Using cerebellar electroencephalogram, our previous study validated that patients with ET had excessive cerebellar oscillations than control subjects [20]. The cerebellar electroencephalogram is a new technique, and it is crucial to exclude potential artifacts, and signal sources possibly affect the electroencephalogram recording. The muscle signal recorded from nearby capitis muscles had distinct spectral distribution and characteristics compared with the cerebellar electroencephalogram recorded simultaneously [20]. The cerebellar electroencephalogram power at the tremor frequency was also five times larger than the nearby muscle signals which made cerebellar electroencephalogram not easily contaminated by nearby muscle signals [20]. In addition, the frequencies of cerebellar oscillation were different from occipital alpha rhythm in the same patient which exclude the possibility that cerebellar oscillations were only volume reduction from occipital alpha rhythm [20]. In this study, those ET cases with and without head tremor had similar COI, indicating that head movements would not affect the oscillations recorded from cerebellar electroencephalogram. Our study further validated the oscillations recorded from cerebellar encephalogram as the physiological marker of tremor; and in future studies, the cerebellar electroencephalogram technique could be applied to other patient groups with cerebellar pathologies in order to expand its clinical applications.

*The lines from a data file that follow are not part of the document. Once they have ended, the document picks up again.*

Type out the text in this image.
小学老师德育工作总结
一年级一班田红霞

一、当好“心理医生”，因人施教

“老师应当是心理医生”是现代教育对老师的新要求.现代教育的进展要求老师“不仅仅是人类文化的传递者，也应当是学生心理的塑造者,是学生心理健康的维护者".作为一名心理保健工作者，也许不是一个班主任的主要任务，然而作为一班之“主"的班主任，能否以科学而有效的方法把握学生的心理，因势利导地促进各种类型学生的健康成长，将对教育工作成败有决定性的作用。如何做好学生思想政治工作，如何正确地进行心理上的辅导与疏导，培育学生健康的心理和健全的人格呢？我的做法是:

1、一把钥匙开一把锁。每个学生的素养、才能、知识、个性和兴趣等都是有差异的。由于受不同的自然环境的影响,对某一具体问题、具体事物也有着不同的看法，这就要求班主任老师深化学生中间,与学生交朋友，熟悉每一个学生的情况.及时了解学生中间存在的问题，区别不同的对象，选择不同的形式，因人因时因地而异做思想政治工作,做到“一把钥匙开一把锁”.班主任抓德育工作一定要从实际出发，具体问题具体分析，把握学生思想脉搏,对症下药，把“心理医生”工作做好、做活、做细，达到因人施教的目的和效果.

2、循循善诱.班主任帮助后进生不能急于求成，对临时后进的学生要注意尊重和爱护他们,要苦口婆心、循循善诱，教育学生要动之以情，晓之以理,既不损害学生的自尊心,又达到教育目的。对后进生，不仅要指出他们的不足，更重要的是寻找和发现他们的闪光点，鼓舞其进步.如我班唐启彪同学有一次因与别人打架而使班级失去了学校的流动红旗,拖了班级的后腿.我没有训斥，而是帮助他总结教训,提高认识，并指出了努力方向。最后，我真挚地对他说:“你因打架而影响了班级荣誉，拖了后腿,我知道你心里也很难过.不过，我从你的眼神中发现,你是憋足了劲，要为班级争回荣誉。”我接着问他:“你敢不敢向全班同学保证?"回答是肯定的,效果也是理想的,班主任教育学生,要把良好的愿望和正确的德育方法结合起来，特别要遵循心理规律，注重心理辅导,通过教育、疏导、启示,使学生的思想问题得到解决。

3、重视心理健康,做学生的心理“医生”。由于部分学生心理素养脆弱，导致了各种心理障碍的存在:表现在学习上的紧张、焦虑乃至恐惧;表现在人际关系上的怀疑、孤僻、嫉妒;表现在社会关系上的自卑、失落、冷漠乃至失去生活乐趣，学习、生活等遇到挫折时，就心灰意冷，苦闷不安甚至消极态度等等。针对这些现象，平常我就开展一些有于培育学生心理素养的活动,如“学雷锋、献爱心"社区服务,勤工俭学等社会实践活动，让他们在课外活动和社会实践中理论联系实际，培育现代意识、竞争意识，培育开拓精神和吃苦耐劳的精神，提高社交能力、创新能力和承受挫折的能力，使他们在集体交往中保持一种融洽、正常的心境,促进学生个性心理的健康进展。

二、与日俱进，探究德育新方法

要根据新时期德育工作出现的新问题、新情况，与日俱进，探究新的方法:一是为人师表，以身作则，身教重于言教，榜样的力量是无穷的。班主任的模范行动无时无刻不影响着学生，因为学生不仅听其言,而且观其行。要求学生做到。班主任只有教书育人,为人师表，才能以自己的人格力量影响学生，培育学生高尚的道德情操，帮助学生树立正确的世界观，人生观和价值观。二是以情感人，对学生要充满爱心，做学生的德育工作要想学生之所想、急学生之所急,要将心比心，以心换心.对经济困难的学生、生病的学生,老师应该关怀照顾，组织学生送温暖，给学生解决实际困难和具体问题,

This study has several strengths. First, we extended our initial observation of cerebellar oscillations in ET to a larger sample size, confirming this physiological feature in the ET population [20]. Second, we probe the presence of cerebellar oscillations in both familial and sporadic ET, which were previously thought to be ET subtypes with distinct brain circuitry and/or disease mechanisms [29]. The main limitation of our study is the modest sample size, and future studies with larger sample sizes are needed to assess the clinicophysiological heterogeneity of ET. We also excluded patients with dystonia and parkinsonian features, so it remains unknown whether ET cases with subtle dystonia or parkinsonism (i.e., ET-plus) also have the cerebellar oscillations. Another unexplored issue is whether increased cerebellar oscillations are specific to ET or they also show in other tremor disorders. For non-rhythmic cerebellar disorders such as cerebellar ataxia, how the cerebellar oscillations behave remains to be explored.

In conclusion, using cerebellar electroencephalography, we found that cerebellar oscillations are conserved in both familial and sporadic ET cases. Identification of additional modulatory components of such oscillations in different subtypes of ET will improve our understanding of the heterogeneity of ET.

Funding

Dr. Kuo has received funding from the National Institutes of Health, NINDS #R01 NS104423 (principal investigator), #R01 NS118179 (principal investigator), NINDS #R03 NS114871 (principal investigator), the National Ataxia Foundation, and the International Essential Tremor Foundation. Dr. Pan has received funding from the Ministry of Science and Technology in Taiwan, grants MOST 109-2326-B-002-013-MY4 (principal investigator), MOST 107-2321-B-002-020 (principal investigator), MOST 108-2321-B-002-011 (principal investigator), and MOST 108-2321-002-059-MY2 (principal investigator), National Taiwan University College of Medicine #110C101-011 (principal investigator) and National Taiwan University Hospital #NSC-145-11 (principle investigator).

Financial Disclosures

All funding sources are declared in the Funding section. The authors confirmed no additional funding from any other institution, including personal relationships, interests, grants, employment, affiliations, patents, inventions, honoraria, consultancies, royalties, stock options/ownership, or expert testimony for the last 12 months.

Footnotes

Conflict of Interest The authors declare no competing interests.